Wehren konnte sich Tao schlecht, deshalb stand er still da und ließ die Designer mit ihren Maßbändern rumfummeln. Nach ungefähr drei Stunden waren diese fertig. ,,Eure Hoheit, wir werden den Anzug heute noch fertig stellen und morgen senden wir es Ihnen zu.", meinte einer mit einer Verbeugung.
Tao nickte verstehend und verbeugte sich ebenfalls. ,,Vielen Dank für eure Mühe.", bedankte er sich und lächelte. Lisa begleitete die Designer hinaus. Die Tür war noch nicht ganz verschlossen, da hörte Tao schon einen der Männer reden. ,,Wenn der Junge unsere Kaiserin wird, nähe ich vor Freude die kaiserlichen Vorhänge im Trohnsaal neu." Tao seufzte.

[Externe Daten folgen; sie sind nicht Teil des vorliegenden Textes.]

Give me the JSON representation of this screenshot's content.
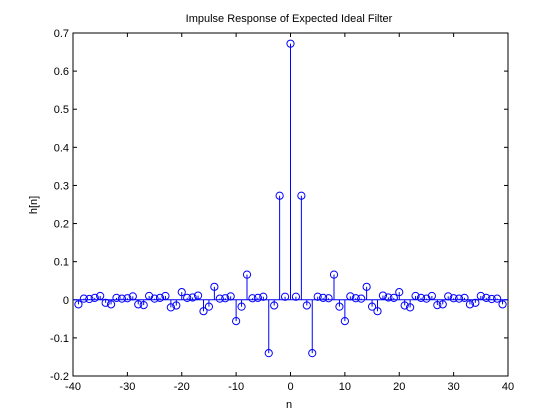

Diese Freude wird niemals eintreffen, dachte er.

Der Tag neigte sich langsam zum Ende. Lisa war nur zwei mal bei Tao. Einmal brachte sie das Mittagessen und einmal das Abendessen. Lisa hatte viel zu tun, denn der Kaiser sollte in zwei Tagen wiederkommen und die Ankuft sollte sehr sorgfältig vorbereitet werden.
Tao stand auf den Balkon und schaute hinaus. Die Sonne war schon längst untergegangen und die ersten Sterne bildeten sich auf den Himmel.
Die Stadt vor Tao leuchtete in bunten Farben. Menschen, so klein wie Ameisen, liefen hin und her. Tao wusste, nach wenigen Stunden würden die Menschen wieder in ihre Wohnungen zurückkehren, die Lichter nach und nach ausgehen und die Stadt würde langsam einschlafen. Ab diesen Zeitpunkt könnte man fliehen. Tao überfiel Vorfreude. Bald würde er frei sein. Ein Lächeln unterdrückend ging er zurück ins Zimmer und öffnete den Schrank. Es war an der Zeit, mit dem Fluchtversuch zu starten.